Peygamberimizin sallallahu aleyhi ve sellem bireysel farklılıklara göre hitap ettiğini, birçoğunu yaparak yaşayarak gösterdiğini, uyguladığını, sahabesine zaman zaman soru sorarak dikkat çektiğini, soruya doğru cevap verilince tasdik ettiğini, yanlış cevap verildiğinde ise yanlış demeden, mahcup etmeden doğruyu anlattığını hadis ve siyer kitaplarından öğreniyoruz.
Ahlâken ve davranışsal olarak insanlara en güzel şekilde örnek olan Peygamber Efendimiz sallallahu aleyhi ve sellem, anlattıkları da insanlar tarafından dinlenmiş, tutulmuş ve davranışsal olarak hayata geçirilmiştir. Bunun sonucunda da İslâm insanlar tarafından daha kolay benimsenmiştir. Peygamber Efendimizin sözleri ile davranışlarındaki mükemmellilik ve tutarlık, O’na insanlar tarafından daha fazla saygı gösterilmesine ve sözlerinin insanlar üzerinde daha etkili olmasına neden olmuştur.
Şüphesiz ki Hz. Peygamber’in eğitim yöntemlerinin başarılı olmasındaki en önemli faktörlerden birisi de eğitici olarak sahip olduğu özellikleridir. Bunlardan birkaçı yaşadığı toplumun özelliklerini çok iyi tanıyan aynı zamanda da toplum tarafından iyi tanınan bir insan olması, inanan-inanmayan herkesin güvenini kazanan, saygı duyulan biri olması, aynı zamanda sabırlı, adaletli, anlayışlı, merhametli, kolaylaştırıcı, cesaretlendirici olması şeklinde sıralanabilir.

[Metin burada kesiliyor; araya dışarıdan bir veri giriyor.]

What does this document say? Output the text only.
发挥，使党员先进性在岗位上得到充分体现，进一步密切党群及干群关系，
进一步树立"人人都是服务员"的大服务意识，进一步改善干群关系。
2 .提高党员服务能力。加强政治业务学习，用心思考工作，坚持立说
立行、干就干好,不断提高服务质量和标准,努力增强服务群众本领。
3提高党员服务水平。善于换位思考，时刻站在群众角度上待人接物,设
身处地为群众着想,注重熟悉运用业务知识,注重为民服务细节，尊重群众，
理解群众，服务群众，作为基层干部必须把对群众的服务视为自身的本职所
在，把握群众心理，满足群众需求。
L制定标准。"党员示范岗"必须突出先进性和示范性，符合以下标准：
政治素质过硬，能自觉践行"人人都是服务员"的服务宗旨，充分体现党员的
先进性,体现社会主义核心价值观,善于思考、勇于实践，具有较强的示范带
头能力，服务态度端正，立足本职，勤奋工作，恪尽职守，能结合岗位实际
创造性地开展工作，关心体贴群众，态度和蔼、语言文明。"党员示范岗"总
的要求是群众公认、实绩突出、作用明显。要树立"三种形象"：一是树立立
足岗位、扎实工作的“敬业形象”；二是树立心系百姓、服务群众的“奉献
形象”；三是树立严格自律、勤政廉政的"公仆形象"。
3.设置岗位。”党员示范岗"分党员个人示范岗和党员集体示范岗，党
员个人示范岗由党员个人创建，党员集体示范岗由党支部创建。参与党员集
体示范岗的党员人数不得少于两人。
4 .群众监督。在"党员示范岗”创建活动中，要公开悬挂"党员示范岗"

Bu mükemmel ve yaşanılabilir özelliklerinin şahitlerinden biri olan Abdullah bin Mesud şöyle demektedir: “Rasulullah bir şeyler anlatırken ve bizleri bilgilendirirken bıkmayalım, dikkatimiz dağılıp da konuyu anlamamazlık etmeyelim diye durumumuza bakar, durumumuza göre en uygun gün ve saati beklerdi.”(Buhari)

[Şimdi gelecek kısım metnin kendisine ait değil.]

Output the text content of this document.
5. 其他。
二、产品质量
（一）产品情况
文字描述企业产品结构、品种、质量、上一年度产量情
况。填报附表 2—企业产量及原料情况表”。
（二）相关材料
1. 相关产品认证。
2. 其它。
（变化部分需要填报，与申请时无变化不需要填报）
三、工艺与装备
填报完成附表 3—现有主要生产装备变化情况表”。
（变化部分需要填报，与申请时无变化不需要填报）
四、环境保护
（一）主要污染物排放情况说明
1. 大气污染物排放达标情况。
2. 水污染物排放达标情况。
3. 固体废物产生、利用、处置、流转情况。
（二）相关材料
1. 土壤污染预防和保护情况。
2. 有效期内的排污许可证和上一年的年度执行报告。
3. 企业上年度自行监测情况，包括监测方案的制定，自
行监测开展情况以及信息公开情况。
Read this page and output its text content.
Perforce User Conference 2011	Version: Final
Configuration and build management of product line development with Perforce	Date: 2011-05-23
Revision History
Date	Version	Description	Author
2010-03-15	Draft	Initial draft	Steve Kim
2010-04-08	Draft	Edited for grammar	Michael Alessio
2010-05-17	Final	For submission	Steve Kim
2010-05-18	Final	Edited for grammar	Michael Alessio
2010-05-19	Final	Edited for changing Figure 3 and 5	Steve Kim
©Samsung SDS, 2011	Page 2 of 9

Yine Ebu Rafi anlatıyor: “Bir gün Rasulullah’ın yanına vardığımda hutbe okuyordu. ‘Ey Allah’ın Resulü! Ben yurdundan yuvasından ayrı kalmış birisiyim. Dinin emrettiği şeylerden haberim yok’ dedim Rasulullah hemen konuşmasını kesti ve cemaatten ayrılıp yanıma oturdu. Bana dinle ilgili bilmem gereken bazı şeyleri anlattı. Sonra kalkıp tekrar cemaate hitap etti ve hutbesini tamamladı.” (Müslim)
Bir eğitici olarak Allah Rasulü’nün o zamanlarda sahabelerinde, sonraki zamanlarda ise ümmetinde oluşan imaj,ve rol modelliği son derece olumludur. Dönem şahitlerinden biri olan Muaviye bin Hakem isimli sahabe Peygamberimizin eğiticiliği için şöyle demiştir: “Ben Rasulullah’tan daha güzel eğitim veren bir öğretmen görmedim. Beni ne azarladı, ne dövdü, ne de hakaret etti. (İbni Hanbel)
Ayrıca Peygamberimiz sallallahu aleyhi ve sellem eğitim ve öğretime çok önem vermiş bunu da söz ve hareketleri ile pekiştirmemiz için sık sık tekrar etmiştir. Şu hadisi ise bunun güzel örneklerden biridir: “İslamiyet’i yaşatmak için ilim öğrenirken ölen talebe ile peygamberler arasında bir derecelik fark vardır.”
İşte her alanda olduğu gibi eğitim alanında da rehberimiz olan Efendimizin yönlendirmeleri ve güzel örnekleri ile eğitimlerimize devam ettiğimiz sürece başarısız olma durumumuzun olmayacağı gayet açıktır.